The report, commissioned by TheCityUK, also said up to 75,000 jobs could go.
The sector is concerned at the prospect of a so-called “hard Brexit”, with the UK leaving the EU single market in order to regain control of immigration.
On Sunday, the Prime Minister said “we are not leaving the EU only to give up control of immigration again”.
Her comments helped to trigger a fall in the pound, which dropped to a 31-year low against the dollar on Tuesday.
The report, which was written by management consultancy Oliver Wyman, modelled several possible outcomes for the UK financial services industry after Brexit.
In one scenario, it said the UK might retain access to the European Economic Area on similar terms, meaning it would be able to continue trading across the bloc without the need for individual country licences.

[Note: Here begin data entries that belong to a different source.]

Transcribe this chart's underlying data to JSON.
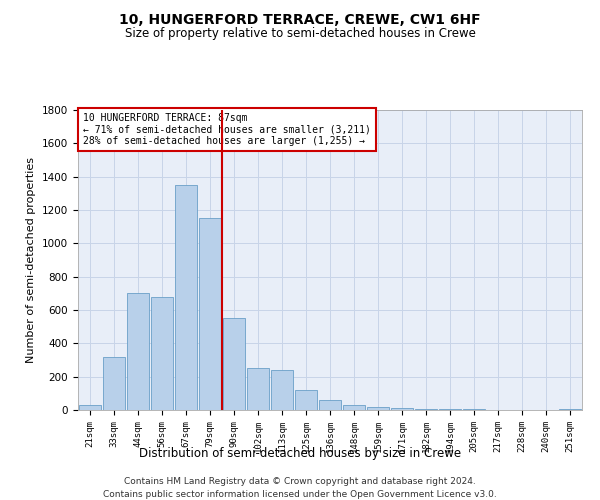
{
  "title": "10, HUNGERFORD TERRACE, CREWE, CW1 6HF",
  "subtitle": "Size of property relative to semi-detached houses in Crewe",
  "xlabel": "Distribution of semi-detached houses by size in Crewe",
  "ylabel": "Number of semi-detached properties",
  "categories": [
    "21sqm",
    "33sqm",
    "44sqm",
    "56sqm",
    "67sqm",
    "79sqm",
    "90sqm",
    "102sqm",
    "113sqm",
    "125sqm",
    "136sqm",
    "148sqm",
    "159sqm",
    "171sqm",
    "182sqm",
    "194sqm",
    "205sqm",
    "217sqm",
    "228sqm",
    "240sqm",
    "251sqm"
  ],
  "values": [
    30,
    320,
    700,
    680,
    1350,
    1150,
    550,
    250,
    240,
    120,
    60,
    30,
    20,
    12,
    8,
    5,
    4,
    3,
    3,
    3,
    5
  ],
  "bar_color": "#b8d0ea",
  "bar_edge_color": "#6a9fc8",
  "property_sqm": 87,
  "property_name": "10 HUNGERFORD TERRACE",
  "pct_smaller": 71,
  "count_smaller": 3211,
  "pct_larger": 28,
  "count_larger": 1255,
  "annotation_box_color": "#cc0000",
  "vline_color": "#cc0000",
  "grid_color": "#c8d4e8",
  "background_color": "#e8eef8",
  "ylim": [
    0,
    1800
  ],
  "yticks": [
    0,
    200,
    400,
    600,
    800,
    1000,
    1200,
    1400,
    1600,
    1800
  ],
  "footer_line1": "Contains HM Land Registry data © Crown copyright and database right 2024.",
  "footer_line2": "Contains public sector information licensed under the Open Government Licence v3.0."
}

This would cause less disruption, it said, costing the industry up to 4,000 jobs and £2bn of revenues a year.
However, another scenario would see the UK quit the bloc “without any regulatory equivalence”.
This would cost the industry up to £20bn and 35,000 jobs, it said – although the “knock-on impact” on related business activities could cost a further £18bn and 40,000 jobs.

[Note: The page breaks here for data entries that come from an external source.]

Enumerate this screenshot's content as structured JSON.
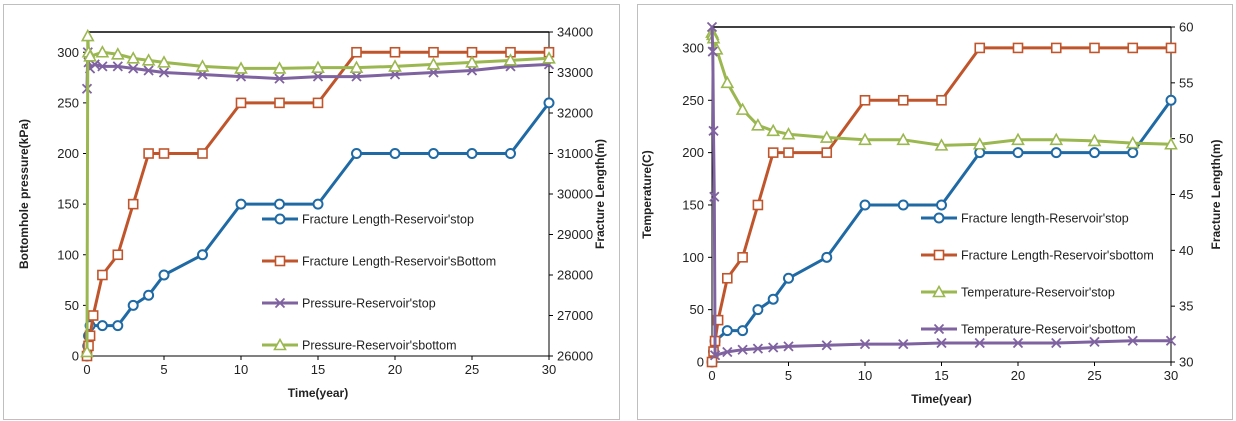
{
  "chart_data": [
    {
      "type": "line",
      "title": "",
      "xlabel": "Time(year)",
      "ylabel": "Bottomhole pressure(kPa)",
      "y2label": "Fracture Length(m)",
      "xlim": [
        0,
        30
      ],
      "ylim": [
        0,
        320
      ],
      "y2lim": [
        26000,
        34000
      ],
      "xticks": [
        "0",
        "5",
        "10",
        "15",
        "20",
        "25",
        "30"
      ],
      "yticks": [
        "0",
        "50",
        "100",
        "150",
        "200",
        "250",
        "300"
      ],
      "y2ticks": [
        "26000",
        "27000",
        "28000",
        "29000",
        "30000",
        "31000",
        "32000",
        "33000",
        "34000"
      ],
      "grid": false,
      "legend_position": "center-right",
      "series": [
        {
          "name": "Fracture Length-Reservoir'stop",
          "color": "#1f6aa5",
          "marker": "circle",
          "axis": "left",
          "x": [
            0,
            0.05,
            0.1,
            0.2,
            1,
            2,
            3,
            4,
            5,
            7.5,
            10,
            12.5,
            15,
            17.5,
            20,
            22.5,
            25,
            27.5,
            30
          ],
          "y": [
            0,
            10,
            20,
            30,
            30,
            30,
            50,
            60,
            80,
            100,
            150,
            150,
            150,
            200,
            200,
            200,
            200,
            200,
            250
          ]
        },
        {
          "name": "Fracture Length-Reservoir'sBottom",
          "color": "#c0552c",
          "marker": "square",
          "axis": "left",
          "x": [
            0,
            0.1,
            0.2,
            0.4,
            1,
            2,
            3,
            4,
            5,
            7.5,
            10,
            12.5,
            15,
            17.5,
            20,
            22.5,
            25,
            27.5,
            30
          ],
          "y": [
            0,
            10,
            20,
            40,
            80,
            100,
            150,
            200,
            200,
            200,
            250,
            250,
            250,
            300,
            300,
            300,
            300,
            300,
            300
          ]
        },
        {
          "name": "Pressure-Reservoir'stop",
          "color": "#7f62a0",
          "marker": "x",
          "axis": "right",
          "x": [
            0,
            0.05,
            0.1,
            0.2,
            0.5,
            1,
            2,
            3,
            4,
            5,
            7.5,
            10,
            12.5,
            15,
            17.5,
            20,
            22.5,
            25,
            27.5,
            30
          ],
          "y": [
            32600,
            33500,
            33250,
            33100,
            33200,
            33150,
            33150,
            33100,
            33050,
            33000,
            32950,
            32900,
            32850,
            32900,
            32900,
            32950,
            33000,
            33050,
            33150,
            33200
          ]
        },
        {
          "name": "Pressure-Reservoir'sbottom",
          "color": "#9bb74f",
          "marker": "triangle",
          "axis": "right",
          "x": [
            0,
            0.05,
            0.1,
            0.2,
            1,
            2,
            3,
            4,
            5,
            7.5,
            10,
            12.5,
            15,
            17.5,
            20,
            22.5,
            25,
            27.5,
            30
          ],
          "y": [
            26100,
            33900,
            33500,
            33400,
            33500,
            33450,
            33350,
            33300,
            33250,
            33150,
            33100,
            33100,
            33120,
            33120,
            33150,
            33200,
            33250,
            33300,
            33350
          ]
        }
      ]
    },
    {
      "type": "line",
      "title": "",
      "xlabel": "Time(year)",
      "ylabel": "Temperature(C)",
      "y2label": "Fracture Length(m)",
      "xlim": [
        0,
        30
      ],
      "ylim": [
        0,
        320
      ],
      "y2lim": [
        30,
        60
      ],
      "xticks": [
        "0",
        "5",
        "10",
        "15",
        "20",
        "25",
        "30"
      ],
      "yticks": [
        "0",
        "50",
        "100",
        "150",
        "200",
        "250",
        "300"
      ],
      "y2ticks": [
        "30",
        "35",
        "40",
        "45",
        "50",
        "55",
        "60"
      ],
      "grid": false,
      "legend_position": "center-right",
      "series": [
        {
          "name": "Fracture length-Reservoir'stop",
          "color": "#1f6aa5",
          "marker": "circle",
          "axis": "left",
          "x": [
            0,
            0.1,
            0.2,
            1,
            2,
            3,
            4,
            5,
            7.5,
            10,
            12.5,
            15,
            17.5,
            20,
            22.5,
            25,
            27.5,
            30
          ],
          "y": [
            0,
            10,
            20,
            30,
            30,
            50,
            60,
            80,
            100,
            150,
            150,
            150,
            200,
            200,
            200,
            200,
            200,
            250
          ]
        },
        {
          "name": "Fracture Length-Reservoir'sbottom",
          "color": "#c0552c",
          "marker": "square",
          "axis": "left",
          "x": [
            0,
            0.1,
            0.2,
            0.4,
            1,
            2,
            3,
            4,
            5,
            7.5,
            10,
            12.5,
            15,
            17.5,
            20,
            22.5,
            25,
            27.5,
            30
          ],
          "y": [
            0,
            10,
            20,
            40,
            80,
            100,
            150,
            200,
            200,
            200,
            250,
            250,
            250,
            300,
            300,
            300,
            300,
            300,
            300
          ]
        },
        {
          "name": "Temperature-Reservoir'stop",
          "color": "#9bb74f",
          "marker": "triangle",
          "axis": "right",
          "x": [
            0,
            0.05,
            0.1,
            0.3,
            1,
            2,
            3,
            4,
            5,
            7.5,
            10,
            12.5,
            15,
            17.5,
            20,
            22.5,
            25,
            27.5,
            30
          ],
          "y": [
            59.5,
            59.3,
            59,
            58,
            55,
            52.6,
            51.2,
            50.7,
            50.4,
            50.1,
            49.9,
            49.9,
            49.4,
            49.5,
            49.9,
            49.9,
            49.8,
            49.6,
            49.5
          ]
        },
        {
          "name": "Temperature-Reservoir'sbottom",
          "color": "#7f62a0",
          "marker": "x",
          "axis": "right",
          "x": [
            0,
            0.05,
            0.1,
            0.15,
            0.2,
            1,
            2,
            3,
            4,
            5,
            7.5,
            10,
            12.5,
            15,
            17.5,
            20,
            22.5,
            25,
            27.5,
            30
          ],
          "y": [
            60,
            57.8,
            50.7,
            44.8,
            30.6,
            30.9,
            31.1,
            31.2,
            31.3,
            31.4,
            31.5,
            31.6,
            31.6,
            31.7,
            31.7,
            31.7,
            31.7,
            31.8,
            31.9,
            31.9
          ]
        }
      ]
    }
  ]
}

Hector Sants, head of Oliver Wyman and former chief executive of the Financial Services Authority, told the BBC’s Today programme: “We are not taking a view on the outcome of the negotiations.
“What we have done here is to create a robust and independent database.”

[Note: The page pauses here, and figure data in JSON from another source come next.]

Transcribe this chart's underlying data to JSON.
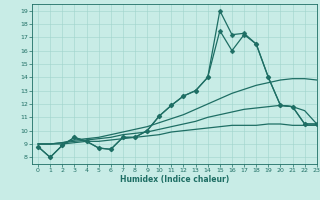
{
  "xlabel": "Humidex (Indice chaleur)",
  "xlim": [
    -0.5,
    23
  ],
  "ylim": [
    7.5,
    19.5
  ],
  "xticks": [
    0,
    1,
    2,
    3,
    4,
    5,
    6,
    7,
    8,
    9,
    10,
    11,
    12,
    13,
    14,
    15,
    16,
    17,
    18,
    19,
    20,
    21,
    22,
    23
  ],
  "yticks": [
    8,
    9,
    10,
    11,
    12,
    13,
    14,
    15,
    16,
    17,
    18,
    19
  ],
  "bg_color": "#c8ece6",
  "line_color": "#1e6e64",
  "grid_color": "#a0d4cc",
  "lines": [
    {
      "x": [
        0,
        1,
        2,
        3,
        4,
        5,
        6,
        7,
        8,
        9,
        10,
        11,
        12,
        13,
        14,
        15,
        16,
        17,
        18,
        19,
        20,
        21,
        22,
        23
      ],
      "y": [
        8.8,
        8.0,
        8.9,
        9.5,
        9.2,
        8.7,
        8.6,
        9.5,
        9.5,
        10.0,
        11.1,
        11.9,
        12.6,
        13.0,
        14.0,
        17.5,
        16.0,
        17.2,
        16.5,
        14.0,
        11.9,
        11.8,
        10.5,
        10.5
      ],
      "marker": "D",
      "markersize": 2.5,
      "linewidth": 0.9
    },
    {
      "x": [
        0,
        1,
        2,
        3,
        4,
        5,
        6,
        7,
        8,
        9,
        10,
        11,
        12,
        13,
        14,
        15,
        16,
        17,
        18,
        19,
        20,
        21,
        22,
        23
      ],
      "y": [
        8.8,
        8.0,
        8.9,
        9.5,
        9.2,
        8.7,
        8.6,
        9.5,
        9.5,
        10.0,
        11.1,
        11.9,
        12.6,
        13.0,
        14.0,
        19.0,
        17.2,
        17.3,
        16.5,
        14.0,
        11.9,
        11.8,
        10.5,
        10.5
      ],
      "marker": "D",
      "markersize": 2.5,
      "linewidth": 0.9
    },
    {
      "x": [
        0,
        1,
        2,
        3,
        4,
        5,
        6,
        7,
        8,
        9,
        10,
        11,
        12,
        13,
        14,
        15,
        16,
        17,
        18,
        19,
        20,
        21,
        22,
        23
      ],
      "y": [
        9.0,
        9.0,
        9.1,
        9.3,
        9.4,
        9.5,
        9.7,
        9.9,
        10.1,
        10.3,
        10.6,
        10.9,
        11.2,
        11.6,
        12.0,
        12.4,
        12.8,
        13.1,
        13.4,
        13.6,
        13.8,
        13.9,
        13.9,
        13.8
      ],
      "marker": null,
      "markersize": 0,
      "linewidth": 0.9
    },
    {
      "x": [
        0,
        1,
        2,
        3,
        4,
        5,
        6,
        7,
        8,
        9,
        10,
        11,
        12,
        13,
        14,
        15,
        16,
        17,
        18,
        19,
        20,
        21,
        22,
        23
      ],
      "y": [
        9.0,
        9.0,
        9.1,
        9.2,
        9.3,
        9.4,
        9.5,
        9.7,
        9.8,
        9.9,
        10.1,
        10.3,
        10.5,
        10.7,
        11.0,
        11.2,
        11.4,
        11.6,
        11.7,
        11.8,
        11.9,
        11.8,
        11.5,
        10.5
      ],
      "marker": null,
      "markersize": 0,
      "linewidth": 0.9
    },
    {
      "x": [
        0,
        1,
        2,
        3,
        4,
        5,
        6,
        7,
        8,
        9,
        10,
        11,
        12,
        13,
        14,
        15,
        16,
        17,
        18,
        19,
        20,
        21,
        22,
        23
      ],
      "y": [
        9.0,
        9.0,
        9.0,
        9.1,
        9.2,
        9.2,
        9.3,
        9.4,
        9.5,
        9.6,
        9.7,
        9.9,
        10.0,
        10.1,
        10.2,
        10.3,
        10.4,
        10.4,
        10.4,
        10.5,
        10.5,
        10.4,
        10.4,
        10.4
      ],
      "marker": null,
      "markersize": 0,
      "linewidth": 0.9
    }
  ]
}
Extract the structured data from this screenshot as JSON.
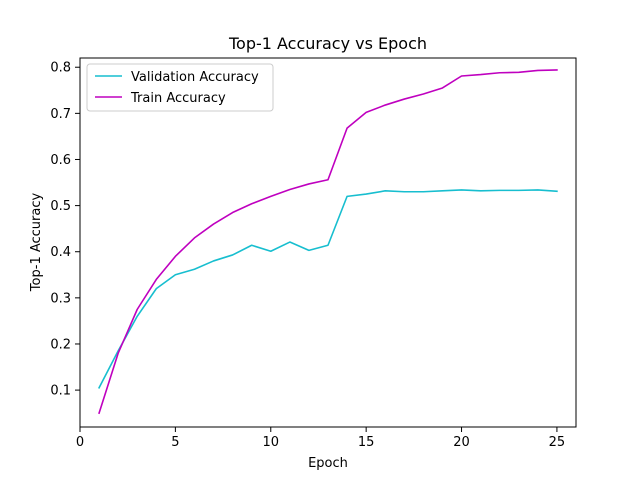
{
  "chart_data": {
    "type": "line",
    "title": "Top-1 Accuracy vs Epoch",
    "xlabel": "Epoch",
    "ylabel": "Top-1 Accuracy",
    "xlim": [
      0,
      26
    ],
    "ylim": [
      0.02,
      0.82
    ],
    "xticks": [
      0,
      5,
      10,
      15,
      20,
      25
    ],
    "yticks": [
      0.1,
      0.2,
      0.3,
      0.4,
      0.5,
      0.6,
      0.7,
      0.8
    ],
    "grid": false,
    "legend_position": "top-left",
    "x": [
      1,
      2,
      3,
      4,
      5,
      6,
      7,
      8,
      9,
      10,
      11,
      12,
      13,
      14,
      15,
      16,
      17,
      18,
      19,
      20,
      21,
      22,
      23,
      24,
      25
    ],
    "series": [
      {
        "name": "Validation Accuracy",
        "color": "#17becf",
        "values": [
          0.105,
          0.185,
          0.26,
          0.32,
          0.35,
          0.362,
          0.38,
          0.393,
          0.414,
          0.401,
          0.421,
          0.403,
          0.414,
          0.52,
          0.525,
          0.532,
          0.53,
          0.53,
          0.532,
          0.534,
          0.532,
          0.533,
          0.533,
          0.534,
          0.531
        ]
      },
      {
        "name": "Train Accuracy",
        "color": "#bf00bf",
        "values": [
          0.05,
          0.18,
          0.275,
          0.34,
          0.39,
          0.43,
          0.46,
          0.485,
          0.504,
          0.52,
          0.535,
          0.547,
          0.556,
          0.668,
          0.702,
          0.718,
          0.731,
          0.742,
          0.755,
          0.781,
          0.784,
          0.788,
          0.789,
          0.793,
          0.794
        ]
      }
    ]
  }
}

He said he hoped the research would create a dialogue between the City and government.
“We are confident that these are numbers that people can coalesce around and discuss.”
But Kevin Dowd, an economics professor at Durham University and member of campaign group Economists for Brexit, called the report a “scare story”.
“The idea we would be held back by leaving the single market makes no sense,” he told the BBC.
“Most of our financial services business is actually outside the EU, and our share of business with the EU is declining anyway.”
He added: “Today we’re competing with Singapore, New York and Tokyo and so forth, and as far as the City is concerned, those places are the focus.”
He said the EU was not irrelevant, “just not that important”.
The Treasury said it was working to ensure companies continued to have access to the single market.
“The government has been speaking to the financial services industry to make sure that we understand fully the issues that matter to it as we prepare for negotiations to leave the EU,” it said in a statement.